80年代のロンドン市場では、現在の日本のように外資参入に対する懸念が噴出していました。しかし英国金融業界はその状況を逆にチャンスとして捉え、環境整備に徹する形で市場を活性化し、牽引役として英国経済を長期的繁栄に導きました。
上場基準の低さだけで加熱しているように見えるAIM.。しかしAIMでは不祥事に際して担当証券会社(Nomad)へ課せられる罰則規定が厳しく、市場参加者の責任が法の下に追及される制度が整っています。そのため「AIM上場=将来の成長への信頼度向上」の図式が成立し、上場企業のブランド力を高める好循環を生み出しているといえます。
世界の複数都市でリアルタイムのPR
翻って、英国をお手本として96年より金融ビックバンを進めた日本の金融業界は停滞したまま。ライブドアショック以降、新興3市場は急落し安値を更新する銘柄もみられます。日本が金融市場として相対的にその地位を下落させているのは、罰則規定が甘く、投資家保護に気をとられ規制緩和が進まないことが原因といえます。
日本でも不正会計の不祥事を受けて、不正会計防止と投資家・株主保護を目的として、2006年6月に金融商品取引法が成立しました。しかし金融分野をはじめとしあらゆる分野でルール違反を犯した当事者への罰則規定は極めて不十分といえます。昨年の12月に表面化した日興コーディアルグループ不正会計問題や少し前の姉歯耐震強度偽装事件などの例を見ても明白です。
東京では、ロンドンのような国際金融都市を目指し、日本橋から東京証券取引所のある兜町をカバーするエリアに新しい金融街をつくる構想もあるようです。しかし日本の金融市場の再生は、ハード面だけでなく、法整備や市場参加者の倫理観など、ソフト面をどれだけ充実できるかにかかっているのではないでしょうか。
ソフト面を充実させる上でベースとなるのは、「人間の行動規範」ともいえるパブリック・リレーションズの概念、つまり倫理観、双方向性コミュニケーション、自己修正の3要素です。
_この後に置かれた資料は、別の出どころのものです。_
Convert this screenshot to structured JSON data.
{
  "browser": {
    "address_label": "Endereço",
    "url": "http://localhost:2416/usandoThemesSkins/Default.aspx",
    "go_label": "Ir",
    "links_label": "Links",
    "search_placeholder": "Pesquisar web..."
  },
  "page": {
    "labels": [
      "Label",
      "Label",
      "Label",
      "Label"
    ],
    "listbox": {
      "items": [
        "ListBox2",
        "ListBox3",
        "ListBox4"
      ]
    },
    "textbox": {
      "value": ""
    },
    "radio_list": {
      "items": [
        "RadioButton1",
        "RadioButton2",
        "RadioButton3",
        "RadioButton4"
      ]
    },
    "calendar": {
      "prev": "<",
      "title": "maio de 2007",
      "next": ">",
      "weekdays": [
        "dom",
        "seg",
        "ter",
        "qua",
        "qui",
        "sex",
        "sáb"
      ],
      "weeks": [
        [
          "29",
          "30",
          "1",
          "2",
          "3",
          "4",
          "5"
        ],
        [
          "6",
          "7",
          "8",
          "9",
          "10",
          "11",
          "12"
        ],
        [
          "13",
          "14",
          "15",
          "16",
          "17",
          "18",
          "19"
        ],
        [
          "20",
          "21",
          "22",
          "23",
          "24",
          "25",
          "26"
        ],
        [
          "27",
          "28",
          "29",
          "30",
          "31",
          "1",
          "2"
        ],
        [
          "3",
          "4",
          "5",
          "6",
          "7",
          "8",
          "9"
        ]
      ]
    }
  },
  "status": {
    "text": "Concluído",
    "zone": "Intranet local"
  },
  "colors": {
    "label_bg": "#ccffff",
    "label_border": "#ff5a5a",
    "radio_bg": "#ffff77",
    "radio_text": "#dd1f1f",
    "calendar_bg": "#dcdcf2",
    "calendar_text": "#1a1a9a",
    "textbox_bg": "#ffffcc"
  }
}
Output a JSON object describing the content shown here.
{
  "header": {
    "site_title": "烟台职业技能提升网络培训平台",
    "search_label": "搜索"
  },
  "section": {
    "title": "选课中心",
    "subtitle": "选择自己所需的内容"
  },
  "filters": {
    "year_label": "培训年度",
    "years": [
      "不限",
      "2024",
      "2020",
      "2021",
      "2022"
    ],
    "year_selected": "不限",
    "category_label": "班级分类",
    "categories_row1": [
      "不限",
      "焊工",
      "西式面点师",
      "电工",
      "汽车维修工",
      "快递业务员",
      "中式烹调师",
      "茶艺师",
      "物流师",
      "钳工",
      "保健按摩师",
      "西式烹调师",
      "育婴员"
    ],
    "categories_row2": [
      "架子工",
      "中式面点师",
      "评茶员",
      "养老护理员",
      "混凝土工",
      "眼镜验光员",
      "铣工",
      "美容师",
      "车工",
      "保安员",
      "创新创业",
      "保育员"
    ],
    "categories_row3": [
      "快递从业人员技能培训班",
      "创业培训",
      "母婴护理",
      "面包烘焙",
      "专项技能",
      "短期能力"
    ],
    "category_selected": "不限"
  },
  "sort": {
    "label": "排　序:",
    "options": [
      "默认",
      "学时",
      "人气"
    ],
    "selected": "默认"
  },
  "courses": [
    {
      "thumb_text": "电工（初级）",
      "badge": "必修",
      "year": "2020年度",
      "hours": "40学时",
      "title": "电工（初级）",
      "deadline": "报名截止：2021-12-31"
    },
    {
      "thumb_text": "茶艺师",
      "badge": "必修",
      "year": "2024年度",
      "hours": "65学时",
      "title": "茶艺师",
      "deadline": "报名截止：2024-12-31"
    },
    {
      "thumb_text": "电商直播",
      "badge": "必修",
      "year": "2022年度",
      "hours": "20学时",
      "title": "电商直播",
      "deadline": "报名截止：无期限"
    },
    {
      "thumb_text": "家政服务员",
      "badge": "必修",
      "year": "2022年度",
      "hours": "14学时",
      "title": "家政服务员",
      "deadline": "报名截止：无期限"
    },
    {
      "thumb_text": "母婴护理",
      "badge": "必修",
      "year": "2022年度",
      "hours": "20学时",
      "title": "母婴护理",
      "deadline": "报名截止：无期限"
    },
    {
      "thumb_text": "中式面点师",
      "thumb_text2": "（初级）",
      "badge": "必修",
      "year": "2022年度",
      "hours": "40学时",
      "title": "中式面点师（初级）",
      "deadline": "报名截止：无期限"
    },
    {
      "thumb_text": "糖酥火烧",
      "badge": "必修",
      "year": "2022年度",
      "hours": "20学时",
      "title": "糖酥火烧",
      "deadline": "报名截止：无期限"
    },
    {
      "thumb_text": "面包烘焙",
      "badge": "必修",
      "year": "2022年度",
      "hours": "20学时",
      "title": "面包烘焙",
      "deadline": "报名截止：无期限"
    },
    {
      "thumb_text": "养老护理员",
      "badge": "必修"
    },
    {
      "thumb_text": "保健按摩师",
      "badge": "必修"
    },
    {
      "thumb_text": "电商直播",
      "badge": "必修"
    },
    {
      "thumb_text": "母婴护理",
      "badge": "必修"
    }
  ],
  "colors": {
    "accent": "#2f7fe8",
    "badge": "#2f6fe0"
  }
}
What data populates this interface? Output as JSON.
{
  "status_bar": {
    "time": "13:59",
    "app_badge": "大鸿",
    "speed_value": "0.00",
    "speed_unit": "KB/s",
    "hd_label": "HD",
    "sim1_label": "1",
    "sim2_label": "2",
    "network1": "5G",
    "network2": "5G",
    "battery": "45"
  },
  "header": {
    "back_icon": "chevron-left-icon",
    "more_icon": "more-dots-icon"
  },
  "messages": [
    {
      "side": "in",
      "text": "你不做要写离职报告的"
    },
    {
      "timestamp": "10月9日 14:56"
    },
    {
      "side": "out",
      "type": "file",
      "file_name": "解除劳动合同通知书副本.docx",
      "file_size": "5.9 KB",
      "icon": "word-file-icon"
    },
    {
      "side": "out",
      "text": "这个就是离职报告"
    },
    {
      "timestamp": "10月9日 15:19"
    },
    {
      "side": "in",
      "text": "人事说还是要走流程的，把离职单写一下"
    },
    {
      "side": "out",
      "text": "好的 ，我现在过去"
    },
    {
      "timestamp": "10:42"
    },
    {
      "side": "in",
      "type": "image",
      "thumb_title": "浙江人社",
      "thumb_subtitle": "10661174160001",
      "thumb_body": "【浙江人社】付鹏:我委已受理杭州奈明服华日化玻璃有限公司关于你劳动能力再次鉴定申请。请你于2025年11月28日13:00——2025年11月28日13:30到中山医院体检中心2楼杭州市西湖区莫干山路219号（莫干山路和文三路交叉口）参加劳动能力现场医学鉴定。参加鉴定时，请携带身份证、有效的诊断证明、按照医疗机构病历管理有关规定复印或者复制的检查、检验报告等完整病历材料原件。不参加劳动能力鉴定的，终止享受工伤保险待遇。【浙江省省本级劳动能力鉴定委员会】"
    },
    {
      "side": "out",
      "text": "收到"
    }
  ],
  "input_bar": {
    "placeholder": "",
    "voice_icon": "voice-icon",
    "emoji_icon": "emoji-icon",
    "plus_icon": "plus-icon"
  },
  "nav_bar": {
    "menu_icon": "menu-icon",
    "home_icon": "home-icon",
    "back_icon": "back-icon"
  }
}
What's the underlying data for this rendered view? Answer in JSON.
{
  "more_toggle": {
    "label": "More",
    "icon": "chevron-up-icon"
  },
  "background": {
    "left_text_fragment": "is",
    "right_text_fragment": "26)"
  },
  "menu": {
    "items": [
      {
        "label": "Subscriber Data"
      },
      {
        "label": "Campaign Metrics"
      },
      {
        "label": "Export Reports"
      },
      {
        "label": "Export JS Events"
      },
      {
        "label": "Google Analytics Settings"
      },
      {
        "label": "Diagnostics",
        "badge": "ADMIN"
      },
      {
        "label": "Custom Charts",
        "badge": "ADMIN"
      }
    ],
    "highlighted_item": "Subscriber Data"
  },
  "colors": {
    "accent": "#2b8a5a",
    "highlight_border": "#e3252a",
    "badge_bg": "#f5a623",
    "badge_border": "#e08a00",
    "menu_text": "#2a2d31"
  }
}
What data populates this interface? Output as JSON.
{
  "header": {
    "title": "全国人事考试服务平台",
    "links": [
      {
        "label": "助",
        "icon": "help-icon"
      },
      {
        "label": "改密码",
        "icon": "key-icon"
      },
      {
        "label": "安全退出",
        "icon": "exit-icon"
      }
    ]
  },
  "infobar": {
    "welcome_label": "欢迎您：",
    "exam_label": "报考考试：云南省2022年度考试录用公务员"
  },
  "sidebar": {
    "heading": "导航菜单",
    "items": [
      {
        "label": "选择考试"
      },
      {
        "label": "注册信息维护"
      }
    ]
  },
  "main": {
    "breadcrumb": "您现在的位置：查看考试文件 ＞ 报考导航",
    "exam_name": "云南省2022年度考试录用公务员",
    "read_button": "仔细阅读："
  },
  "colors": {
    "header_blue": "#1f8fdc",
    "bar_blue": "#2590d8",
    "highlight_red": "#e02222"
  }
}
資金調達もスピードとタイミングが鍵を握る時代。日本企業にはこれまで、まず国内の事業を固めてから世界へ事業拡大するという1つの構図がありましたが、インターネット時代の今日、ベンチャー企業でも最初から世界市場を視野に捉え事業展開できるようになりました。それに伴いPRの活動も必然的にグローバル化することを強いられています。PRの実務家にはこれらに対応できるスキルが要求されています。
日本企業初のAIM上場のケースでは、地元のPR会社と提携してロンドン、東京の2都市でリアルタイムのPRを実施しています。顧客企業が迅速にビジネス展開を行えるようPR会社として適切に対応しなければなりません。そのためには、常日頃、現地PR会社との提携を含めたグローバルな対応が即座に行える準備を整えておく必要があります。
日本経済は継続的な回復基調を続けるものの、日本企業にはいまひとつ活力溢れる力強さが見られません。日本経済の牽引役としてベンチャー企業の活躍を世界の舞台で支援するものPRパーソンの大きな役割です。
国際PRをおこなうPRパーソンに求められるのは、英語力、世界に通用する国際ビジネスの知識、国際的なメディアの知識、さまざまな人脈です。一人でも多くのPRパーソンが日頃からスキルを鍛錬し、世界を視座に競争力を発揮できる企業の育成に一翼を担える実務家として活躍することを願っています。